Le climat politique sénégalais connaît une nouvelle secousse après les déclarations d’Ousmane Sonko à propos du président Bassirou Diomaye Faye. Dans une série de propos tenus lors de réunions internes et relayés par ses proches, Sonko accuse son ancien compagnon de route de chercher à déstabiliser le parti Pastef en négociant directement avec certains membres sans passer par les instances dirigeantes.

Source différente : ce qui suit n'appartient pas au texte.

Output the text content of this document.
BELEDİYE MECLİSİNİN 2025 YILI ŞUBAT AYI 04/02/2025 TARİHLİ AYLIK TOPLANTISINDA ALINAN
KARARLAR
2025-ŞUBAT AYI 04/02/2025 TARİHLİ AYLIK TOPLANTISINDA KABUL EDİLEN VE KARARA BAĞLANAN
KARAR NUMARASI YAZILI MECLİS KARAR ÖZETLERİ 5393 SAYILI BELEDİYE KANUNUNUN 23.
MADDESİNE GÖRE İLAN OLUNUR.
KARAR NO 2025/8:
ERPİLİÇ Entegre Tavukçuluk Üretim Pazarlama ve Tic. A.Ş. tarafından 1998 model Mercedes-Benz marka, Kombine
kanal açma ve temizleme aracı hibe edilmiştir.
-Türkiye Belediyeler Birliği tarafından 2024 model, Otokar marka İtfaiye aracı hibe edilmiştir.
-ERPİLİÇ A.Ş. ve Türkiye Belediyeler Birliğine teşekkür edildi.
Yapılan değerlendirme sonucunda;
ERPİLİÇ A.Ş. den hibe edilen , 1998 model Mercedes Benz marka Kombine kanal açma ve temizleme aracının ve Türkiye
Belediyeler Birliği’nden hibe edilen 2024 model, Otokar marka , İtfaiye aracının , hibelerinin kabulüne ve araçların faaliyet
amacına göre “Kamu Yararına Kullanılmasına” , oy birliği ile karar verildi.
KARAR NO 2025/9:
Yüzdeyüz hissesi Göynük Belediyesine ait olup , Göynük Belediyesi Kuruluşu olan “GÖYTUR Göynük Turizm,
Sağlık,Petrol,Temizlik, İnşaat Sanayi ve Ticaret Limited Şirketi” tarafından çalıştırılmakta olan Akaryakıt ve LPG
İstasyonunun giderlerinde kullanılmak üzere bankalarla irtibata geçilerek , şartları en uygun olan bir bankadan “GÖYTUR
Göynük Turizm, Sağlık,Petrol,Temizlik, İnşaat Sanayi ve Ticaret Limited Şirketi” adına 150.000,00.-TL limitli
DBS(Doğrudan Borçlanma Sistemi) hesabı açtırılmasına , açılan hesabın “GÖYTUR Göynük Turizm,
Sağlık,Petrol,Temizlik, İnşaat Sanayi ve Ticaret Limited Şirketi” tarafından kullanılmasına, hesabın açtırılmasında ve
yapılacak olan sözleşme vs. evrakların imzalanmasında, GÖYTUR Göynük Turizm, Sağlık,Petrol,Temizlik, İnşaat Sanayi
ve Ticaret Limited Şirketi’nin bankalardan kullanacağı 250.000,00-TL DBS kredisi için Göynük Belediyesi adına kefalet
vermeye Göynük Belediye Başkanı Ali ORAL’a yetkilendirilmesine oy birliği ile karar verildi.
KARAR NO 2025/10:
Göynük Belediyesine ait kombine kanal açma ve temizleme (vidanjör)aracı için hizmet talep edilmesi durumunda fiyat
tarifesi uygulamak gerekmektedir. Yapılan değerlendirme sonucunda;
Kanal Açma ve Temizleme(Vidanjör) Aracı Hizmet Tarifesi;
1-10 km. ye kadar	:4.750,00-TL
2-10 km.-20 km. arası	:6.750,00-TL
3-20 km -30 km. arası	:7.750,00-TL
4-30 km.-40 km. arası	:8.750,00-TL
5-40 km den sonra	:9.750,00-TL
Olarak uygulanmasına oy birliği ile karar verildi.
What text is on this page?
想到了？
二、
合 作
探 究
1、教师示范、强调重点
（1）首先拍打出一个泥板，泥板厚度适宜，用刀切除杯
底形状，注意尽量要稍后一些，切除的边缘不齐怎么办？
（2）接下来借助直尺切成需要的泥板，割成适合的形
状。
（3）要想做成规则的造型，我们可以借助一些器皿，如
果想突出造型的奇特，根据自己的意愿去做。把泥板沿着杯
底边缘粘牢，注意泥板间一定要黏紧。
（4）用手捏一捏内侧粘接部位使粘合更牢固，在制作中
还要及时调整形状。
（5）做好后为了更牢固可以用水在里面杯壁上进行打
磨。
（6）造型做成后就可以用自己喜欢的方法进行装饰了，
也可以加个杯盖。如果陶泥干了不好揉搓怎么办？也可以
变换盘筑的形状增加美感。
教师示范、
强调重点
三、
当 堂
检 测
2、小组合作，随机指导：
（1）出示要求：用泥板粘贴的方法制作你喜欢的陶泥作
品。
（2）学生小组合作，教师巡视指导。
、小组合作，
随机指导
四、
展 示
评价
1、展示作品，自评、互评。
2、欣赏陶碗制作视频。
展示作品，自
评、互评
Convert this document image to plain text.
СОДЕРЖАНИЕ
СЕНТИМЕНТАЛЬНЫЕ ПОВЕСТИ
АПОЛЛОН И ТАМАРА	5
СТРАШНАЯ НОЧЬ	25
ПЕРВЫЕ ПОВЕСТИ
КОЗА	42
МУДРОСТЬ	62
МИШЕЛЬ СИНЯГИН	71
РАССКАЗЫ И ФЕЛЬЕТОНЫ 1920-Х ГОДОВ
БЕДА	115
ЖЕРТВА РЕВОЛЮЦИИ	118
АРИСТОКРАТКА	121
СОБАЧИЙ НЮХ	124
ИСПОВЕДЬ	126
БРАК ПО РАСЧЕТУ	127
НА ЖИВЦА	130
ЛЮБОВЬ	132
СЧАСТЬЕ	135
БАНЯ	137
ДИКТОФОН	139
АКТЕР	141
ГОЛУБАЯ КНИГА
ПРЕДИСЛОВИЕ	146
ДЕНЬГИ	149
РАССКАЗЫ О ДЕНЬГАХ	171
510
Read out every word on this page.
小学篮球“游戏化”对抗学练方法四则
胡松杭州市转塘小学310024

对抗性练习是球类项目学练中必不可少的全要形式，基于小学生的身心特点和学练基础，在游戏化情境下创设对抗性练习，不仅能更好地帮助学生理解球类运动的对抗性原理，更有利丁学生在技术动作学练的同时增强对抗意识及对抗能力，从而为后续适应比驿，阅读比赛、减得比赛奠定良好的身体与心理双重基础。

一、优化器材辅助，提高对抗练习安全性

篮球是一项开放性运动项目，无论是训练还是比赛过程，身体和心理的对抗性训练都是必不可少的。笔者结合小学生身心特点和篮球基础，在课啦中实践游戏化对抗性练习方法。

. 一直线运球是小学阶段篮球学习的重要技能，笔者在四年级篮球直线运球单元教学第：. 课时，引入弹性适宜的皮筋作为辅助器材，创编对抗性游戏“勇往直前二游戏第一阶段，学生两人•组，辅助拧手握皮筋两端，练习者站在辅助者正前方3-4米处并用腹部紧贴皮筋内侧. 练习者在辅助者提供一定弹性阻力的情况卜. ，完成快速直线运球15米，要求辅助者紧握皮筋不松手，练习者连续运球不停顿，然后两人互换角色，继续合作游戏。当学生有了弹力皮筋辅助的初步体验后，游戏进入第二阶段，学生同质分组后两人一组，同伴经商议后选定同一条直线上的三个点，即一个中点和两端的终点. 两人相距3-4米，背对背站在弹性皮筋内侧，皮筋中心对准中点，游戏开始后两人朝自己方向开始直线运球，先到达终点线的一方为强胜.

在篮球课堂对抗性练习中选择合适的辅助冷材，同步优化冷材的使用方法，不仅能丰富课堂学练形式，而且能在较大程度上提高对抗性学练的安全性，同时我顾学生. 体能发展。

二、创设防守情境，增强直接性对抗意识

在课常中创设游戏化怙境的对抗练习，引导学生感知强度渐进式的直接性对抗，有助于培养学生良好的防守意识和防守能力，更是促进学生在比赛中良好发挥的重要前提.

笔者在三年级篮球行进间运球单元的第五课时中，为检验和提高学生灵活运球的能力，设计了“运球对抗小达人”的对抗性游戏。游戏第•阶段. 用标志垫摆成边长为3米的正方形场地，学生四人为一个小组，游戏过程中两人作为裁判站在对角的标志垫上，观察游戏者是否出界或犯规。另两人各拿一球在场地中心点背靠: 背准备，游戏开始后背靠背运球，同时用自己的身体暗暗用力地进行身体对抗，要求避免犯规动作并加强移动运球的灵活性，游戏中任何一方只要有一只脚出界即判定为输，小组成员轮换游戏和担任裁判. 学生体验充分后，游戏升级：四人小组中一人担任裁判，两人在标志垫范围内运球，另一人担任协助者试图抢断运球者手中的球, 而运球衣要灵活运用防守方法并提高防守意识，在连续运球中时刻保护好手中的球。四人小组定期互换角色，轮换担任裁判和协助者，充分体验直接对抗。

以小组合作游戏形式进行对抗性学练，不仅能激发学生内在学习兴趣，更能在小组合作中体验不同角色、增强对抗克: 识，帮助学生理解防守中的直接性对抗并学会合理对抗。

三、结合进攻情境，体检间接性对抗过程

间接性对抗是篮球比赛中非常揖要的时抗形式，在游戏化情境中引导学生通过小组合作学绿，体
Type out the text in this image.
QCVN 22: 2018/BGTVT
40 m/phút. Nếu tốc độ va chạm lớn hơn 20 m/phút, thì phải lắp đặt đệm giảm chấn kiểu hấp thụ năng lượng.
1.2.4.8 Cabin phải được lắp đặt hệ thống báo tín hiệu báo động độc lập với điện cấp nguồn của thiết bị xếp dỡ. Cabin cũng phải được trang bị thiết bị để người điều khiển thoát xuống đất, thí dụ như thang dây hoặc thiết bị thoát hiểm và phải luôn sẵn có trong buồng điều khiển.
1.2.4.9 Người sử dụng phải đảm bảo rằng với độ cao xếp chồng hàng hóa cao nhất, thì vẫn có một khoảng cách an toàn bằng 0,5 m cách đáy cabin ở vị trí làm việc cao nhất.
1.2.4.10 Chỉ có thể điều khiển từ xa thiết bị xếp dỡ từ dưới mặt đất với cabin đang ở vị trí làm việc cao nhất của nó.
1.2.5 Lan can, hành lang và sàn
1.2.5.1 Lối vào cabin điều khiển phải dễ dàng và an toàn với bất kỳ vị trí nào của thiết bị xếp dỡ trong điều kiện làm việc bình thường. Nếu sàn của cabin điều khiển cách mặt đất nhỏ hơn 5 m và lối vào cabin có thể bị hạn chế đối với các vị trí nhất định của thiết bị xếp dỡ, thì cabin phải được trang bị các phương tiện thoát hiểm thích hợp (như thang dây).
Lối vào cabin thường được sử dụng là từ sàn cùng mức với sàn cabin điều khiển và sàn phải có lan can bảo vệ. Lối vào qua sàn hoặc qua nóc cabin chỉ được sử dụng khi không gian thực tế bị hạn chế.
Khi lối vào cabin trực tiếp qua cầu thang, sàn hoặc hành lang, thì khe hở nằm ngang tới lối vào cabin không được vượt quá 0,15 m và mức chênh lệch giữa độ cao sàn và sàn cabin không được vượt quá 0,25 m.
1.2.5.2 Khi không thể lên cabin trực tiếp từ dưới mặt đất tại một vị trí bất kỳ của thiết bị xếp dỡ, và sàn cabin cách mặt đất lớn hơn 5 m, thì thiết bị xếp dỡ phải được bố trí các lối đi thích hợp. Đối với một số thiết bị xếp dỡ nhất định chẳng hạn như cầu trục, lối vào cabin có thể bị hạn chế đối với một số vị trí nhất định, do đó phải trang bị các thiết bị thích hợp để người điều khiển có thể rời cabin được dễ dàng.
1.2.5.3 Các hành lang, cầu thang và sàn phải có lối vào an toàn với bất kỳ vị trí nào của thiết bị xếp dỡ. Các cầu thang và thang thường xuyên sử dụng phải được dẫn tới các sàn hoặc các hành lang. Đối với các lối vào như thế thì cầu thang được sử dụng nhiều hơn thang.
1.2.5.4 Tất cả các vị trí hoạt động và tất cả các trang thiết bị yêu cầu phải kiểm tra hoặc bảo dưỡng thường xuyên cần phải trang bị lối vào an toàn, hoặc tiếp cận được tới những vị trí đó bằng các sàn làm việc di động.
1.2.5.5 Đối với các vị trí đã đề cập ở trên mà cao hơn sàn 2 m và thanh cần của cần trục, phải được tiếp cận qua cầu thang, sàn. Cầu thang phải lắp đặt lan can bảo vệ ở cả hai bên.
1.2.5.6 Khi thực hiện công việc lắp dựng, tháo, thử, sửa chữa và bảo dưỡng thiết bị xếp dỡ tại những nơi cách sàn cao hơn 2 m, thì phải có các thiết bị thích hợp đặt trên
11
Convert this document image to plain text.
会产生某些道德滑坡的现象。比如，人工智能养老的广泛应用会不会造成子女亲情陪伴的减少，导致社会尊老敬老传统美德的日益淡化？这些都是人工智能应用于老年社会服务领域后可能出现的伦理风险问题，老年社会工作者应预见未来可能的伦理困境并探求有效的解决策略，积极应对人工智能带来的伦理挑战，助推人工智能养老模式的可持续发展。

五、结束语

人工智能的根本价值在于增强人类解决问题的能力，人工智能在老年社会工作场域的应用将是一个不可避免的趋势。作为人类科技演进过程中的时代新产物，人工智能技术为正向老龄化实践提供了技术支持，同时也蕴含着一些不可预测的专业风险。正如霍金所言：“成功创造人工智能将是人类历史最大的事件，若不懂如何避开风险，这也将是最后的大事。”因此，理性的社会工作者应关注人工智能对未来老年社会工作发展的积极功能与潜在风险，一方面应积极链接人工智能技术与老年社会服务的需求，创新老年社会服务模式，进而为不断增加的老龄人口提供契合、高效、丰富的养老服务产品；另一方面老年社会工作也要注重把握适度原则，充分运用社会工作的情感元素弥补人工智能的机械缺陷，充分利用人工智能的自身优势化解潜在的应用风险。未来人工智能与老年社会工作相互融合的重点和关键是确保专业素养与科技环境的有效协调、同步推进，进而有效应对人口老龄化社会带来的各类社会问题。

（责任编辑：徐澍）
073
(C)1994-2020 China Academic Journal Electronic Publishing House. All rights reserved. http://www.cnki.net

Selon Sonko, Diomaye Faye aurait affirmé être le plus représentatif au sein du parti, ce qui a suscité une réaction tranchante de l’opposant : « Il faut sortir dans la rue et appeler à un meeting. Sans Ousmane Sonko, si tu réunis 100 personnes, on verra. » Il estime que le président nourrit une animosité personnelle à son égard, allant jusqu’à refuser de s’entretenir avec lui et ses lieutenants, préférant dialoguer avec des acteurs extérieurs au parti.
Sonko dénonce également des « combines politiques » autour de l’idée d’un second mandat pour Diomaye Faye, affirmant qu’il aurait été prêt à diriger sa campagne si les engagements initiaux avaient été respectés. Il critique une stratégie de provocation visant certains militants, citant les convocations de figures comme Cheikh Bara et Guy, et accuse le pouvoir de manigances et de complots, notamment à travers la saisine du Conseil constitutionnel.
Tout en se présentant comme un « grand frère », Sonko appelle Bassirou Diomaye Faye à redescendre de son piédestal, estimant qu’il ne maîtrise pas encore les réalités de la gouvernance. Il précise toutefois que Pastef n’entend pas déposer de motion de censure contre le gouvernement, sauf en cas d’attaque directe, et insiste sur la nécessité pour les autorités de parler au peuple inquiet face à l’hivernage et à la hausse probable des prix.
Ces déclarations mettent en lumière des tensions internes au sein de Pastef et révèlent une fracture entre deux figures majeures du paysage politique sénégalais. Elles posent la question de l’avenir du parti et de la relation entre Sonko et Diomaye Faye, dans un contexte où la stabilité politique et économique reste une préoccupation centrale pour les citoyens.